Törpetestű
Törpetestű

Reputation: 202

ReentrantLock fairness parameter

This question is full theoretical, I'm sorry but I cannot avoid this time. I'm learning about ReentrantLock and read this:

Note however, that fairness of locks does not guarantee fairness of thread scheduling.

What does this mean? How can I imagine this?

Let's suppose that the lock is not held by anyone right now:

  1. thread scheduler wakes up t1 thread (who is not the longest waiting thread)
  2. t1 tries to acquire the lock
  3. lock rejects t1 because t1 is not the longest waiting thread
  4. t1 goes to sleep
  5. thread scheduler wakes up a thread

Does Java work this way? In a very unsuccesful case this would mean lots of context switching (that leads to poor throughput, that is written down in the documentation).

Upvotes: 3

Views: 2991

Answers (2)

Akki
Akki

Reputation: 122

What does this mean?

This means that a thread holding lock may continue holding the lock as long as it wants and can reacquire the same lock many time in succession and the longest waiting thread will keep waiting until current thread releases the lock.

So, fairness guarantee comes to play only when lock is free and java thread scheduler has to decide which thread the lock should be given to. And it is given to longest waiting thread(in case of synchronized, it's random).

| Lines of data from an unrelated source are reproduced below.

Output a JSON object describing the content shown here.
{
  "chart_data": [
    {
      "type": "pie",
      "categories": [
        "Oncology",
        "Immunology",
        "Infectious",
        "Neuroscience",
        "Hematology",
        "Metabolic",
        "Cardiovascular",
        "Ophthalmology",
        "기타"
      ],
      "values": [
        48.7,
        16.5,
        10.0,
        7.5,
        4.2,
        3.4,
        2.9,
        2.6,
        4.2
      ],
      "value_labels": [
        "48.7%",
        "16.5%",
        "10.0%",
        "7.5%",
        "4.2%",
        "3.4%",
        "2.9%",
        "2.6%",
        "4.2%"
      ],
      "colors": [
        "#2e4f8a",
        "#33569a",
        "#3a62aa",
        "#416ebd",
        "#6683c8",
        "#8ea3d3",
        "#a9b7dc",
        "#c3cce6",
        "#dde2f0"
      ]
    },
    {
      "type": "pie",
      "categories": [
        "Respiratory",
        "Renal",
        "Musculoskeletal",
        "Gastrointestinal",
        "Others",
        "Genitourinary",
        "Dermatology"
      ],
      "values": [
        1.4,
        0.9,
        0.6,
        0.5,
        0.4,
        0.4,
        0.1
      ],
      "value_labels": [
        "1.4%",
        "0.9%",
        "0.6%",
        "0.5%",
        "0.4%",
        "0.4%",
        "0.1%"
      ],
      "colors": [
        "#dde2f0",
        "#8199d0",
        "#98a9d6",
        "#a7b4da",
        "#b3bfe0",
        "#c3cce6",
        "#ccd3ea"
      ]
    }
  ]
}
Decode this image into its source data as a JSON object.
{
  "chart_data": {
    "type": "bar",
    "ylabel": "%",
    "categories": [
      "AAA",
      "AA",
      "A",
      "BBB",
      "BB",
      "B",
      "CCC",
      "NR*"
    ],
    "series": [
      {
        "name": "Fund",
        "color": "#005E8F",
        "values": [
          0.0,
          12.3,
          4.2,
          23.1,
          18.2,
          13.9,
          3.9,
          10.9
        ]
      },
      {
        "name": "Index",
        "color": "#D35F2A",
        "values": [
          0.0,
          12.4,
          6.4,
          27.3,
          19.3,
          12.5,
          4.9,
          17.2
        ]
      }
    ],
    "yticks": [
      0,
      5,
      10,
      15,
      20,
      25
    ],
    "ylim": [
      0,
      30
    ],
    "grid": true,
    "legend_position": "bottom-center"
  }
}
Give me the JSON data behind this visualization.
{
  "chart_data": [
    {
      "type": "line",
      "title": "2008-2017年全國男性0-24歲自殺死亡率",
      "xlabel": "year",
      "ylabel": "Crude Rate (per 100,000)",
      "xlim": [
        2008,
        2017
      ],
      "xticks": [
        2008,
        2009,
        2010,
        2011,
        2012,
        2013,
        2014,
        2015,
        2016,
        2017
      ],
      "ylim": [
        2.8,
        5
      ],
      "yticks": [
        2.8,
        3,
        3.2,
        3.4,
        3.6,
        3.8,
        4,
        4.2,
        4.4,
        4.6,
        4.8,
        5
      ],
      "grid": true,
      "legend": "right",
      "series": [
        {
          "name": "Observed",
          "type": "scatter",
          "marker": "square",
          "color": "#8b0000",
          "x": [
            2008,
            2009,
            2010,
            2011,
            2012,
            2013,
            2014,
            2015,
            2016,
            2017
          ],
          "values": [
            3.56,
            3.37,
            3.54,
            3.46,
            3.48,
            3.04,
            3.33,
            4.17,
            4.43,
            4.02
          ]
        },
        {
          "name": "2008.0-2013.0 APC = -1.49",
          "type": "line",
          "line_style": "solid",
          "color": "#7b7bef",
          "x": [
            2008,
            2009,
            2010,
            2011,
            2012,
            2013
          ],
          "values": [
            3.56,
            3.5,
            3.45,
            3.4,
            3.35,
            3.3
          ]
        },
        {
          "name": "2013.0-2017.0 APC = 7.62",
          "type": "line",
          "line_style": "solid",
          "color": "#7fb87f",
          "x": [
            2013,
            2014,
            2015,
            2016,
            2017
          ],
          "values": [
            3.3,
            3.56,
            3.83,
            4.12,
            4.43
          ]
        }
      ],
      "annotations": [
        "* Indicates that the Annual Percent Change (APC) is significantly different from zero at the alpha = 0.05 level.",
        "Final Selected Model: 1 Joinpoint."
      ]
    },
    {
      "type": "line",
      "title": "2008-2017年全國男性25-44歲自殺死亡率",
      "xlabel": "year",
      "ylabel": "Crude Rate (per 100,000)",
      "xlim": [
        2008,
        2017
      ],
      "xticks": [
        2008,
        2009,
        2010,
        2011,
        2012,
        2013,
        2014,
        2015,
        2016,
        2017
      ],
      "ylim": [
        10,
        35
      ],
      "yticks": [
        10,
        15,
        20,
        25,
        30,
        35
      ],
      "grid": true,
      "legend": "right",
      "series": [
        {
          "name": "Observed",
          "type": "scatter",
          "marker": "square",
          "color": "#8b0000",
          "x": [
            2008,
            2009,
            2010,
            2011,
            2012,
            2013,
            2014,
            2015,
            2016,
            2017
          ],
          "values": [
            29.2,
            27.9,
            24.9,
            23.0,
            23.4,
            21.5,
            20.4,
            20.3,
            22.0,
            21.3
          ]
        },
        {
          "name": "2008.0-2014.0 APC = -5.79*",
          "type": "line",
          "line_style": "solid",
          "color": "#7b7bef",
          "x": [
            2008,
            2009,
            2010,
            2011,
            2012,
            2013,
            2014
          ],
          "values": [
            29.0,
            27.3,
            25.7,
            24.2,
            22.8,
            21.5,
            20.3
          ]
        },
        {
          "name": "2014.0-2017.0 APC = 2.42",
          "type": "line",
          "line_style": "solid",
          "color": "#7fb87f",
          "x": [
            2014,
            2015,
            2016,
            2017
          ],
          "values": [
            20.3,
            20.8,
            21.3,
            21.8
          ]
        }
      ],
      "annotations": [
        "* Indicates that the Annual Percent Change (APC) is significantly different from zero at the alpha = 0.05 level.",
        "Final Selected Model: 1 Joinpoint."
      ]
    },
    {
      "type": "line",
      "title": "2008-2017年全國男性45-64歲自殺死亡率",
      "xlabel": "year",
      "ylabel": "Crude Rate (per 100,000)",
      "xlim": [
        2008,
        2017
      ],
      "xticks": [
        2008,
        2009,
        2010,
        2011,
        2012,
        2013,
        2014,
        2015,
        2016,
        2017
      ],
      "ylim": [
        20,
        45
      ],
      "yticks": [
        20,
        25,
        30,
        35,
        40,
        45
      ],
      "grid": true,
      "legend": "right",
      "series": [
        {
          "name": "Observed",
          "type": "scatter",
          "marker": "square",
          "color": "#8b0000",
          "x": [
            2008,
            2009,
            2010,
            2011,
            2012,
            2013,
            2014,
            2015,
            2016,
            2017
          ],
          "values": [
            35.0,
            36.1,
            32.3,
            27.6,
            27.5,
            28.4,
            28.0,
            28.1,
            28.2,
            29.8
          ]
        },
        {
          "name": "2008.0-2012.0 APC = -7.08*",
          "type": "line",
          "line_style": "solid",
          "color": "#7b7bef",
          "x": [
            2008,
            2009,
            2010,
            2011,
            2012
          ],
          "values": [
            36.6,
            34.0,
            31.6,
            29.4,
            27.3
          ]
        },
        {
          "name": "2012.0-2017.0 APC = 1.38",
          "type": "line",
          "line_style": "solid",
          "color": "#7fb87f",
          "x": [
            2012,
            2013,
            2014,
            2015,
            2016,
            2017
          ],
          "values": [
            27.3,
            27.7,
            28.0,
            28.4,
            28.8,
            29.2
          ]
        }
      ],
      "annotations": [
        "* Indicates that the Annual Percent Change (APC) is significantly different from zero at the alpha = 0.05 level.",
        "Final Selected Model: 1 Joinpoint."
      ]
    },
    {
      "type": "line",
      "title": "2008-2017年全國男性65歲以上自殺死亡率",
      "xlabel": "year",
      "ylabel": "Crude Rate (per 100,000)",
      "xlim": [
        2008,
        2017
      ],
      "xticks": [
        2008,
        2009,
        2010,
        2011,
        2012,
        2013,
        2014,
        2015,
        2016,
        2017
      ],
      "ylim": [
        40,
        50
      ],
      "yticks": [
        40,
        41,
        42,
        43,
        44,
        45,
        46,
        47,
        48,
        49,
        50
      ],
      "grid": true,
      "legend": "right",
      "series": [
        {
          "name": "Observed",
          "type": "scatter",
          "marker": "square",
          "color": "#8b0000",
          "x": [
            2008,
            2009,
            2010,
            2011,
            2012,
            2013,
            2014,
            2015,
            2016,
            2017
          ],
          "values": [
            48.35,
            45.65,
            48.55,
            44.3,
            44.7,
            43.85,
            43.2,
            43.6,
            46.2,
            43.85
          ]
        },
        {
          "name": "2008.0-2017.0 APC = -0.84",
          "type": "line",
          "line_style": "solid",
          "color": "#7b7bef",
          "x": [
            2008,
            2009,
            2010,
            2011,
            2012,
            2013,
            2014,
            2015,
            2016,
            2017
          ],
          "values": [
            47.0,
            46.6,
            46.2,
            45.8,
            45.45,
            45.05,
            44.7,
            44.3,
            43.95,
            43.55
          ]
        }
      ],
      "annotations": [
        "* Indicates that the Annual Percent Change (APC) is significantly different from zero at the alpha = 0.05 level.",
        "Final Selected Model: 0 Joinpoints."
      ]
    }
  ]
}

It also means that the thread holding the lock is not being scheduled frequently and other threads are given more CPU time, so this thread is not able to complete and thus not releasing the lock.

Upvotes: 3

Peter Lawrey
Peter Lawrey

Reputation: 533492

What does this mean?

The OS will schedule the thread to run whenever it likes.

How can I imagine this?

The OS has little idea what the JVM would like to run next.

Does Java work this way?

Yes, Java doesn't control the OS scheduler.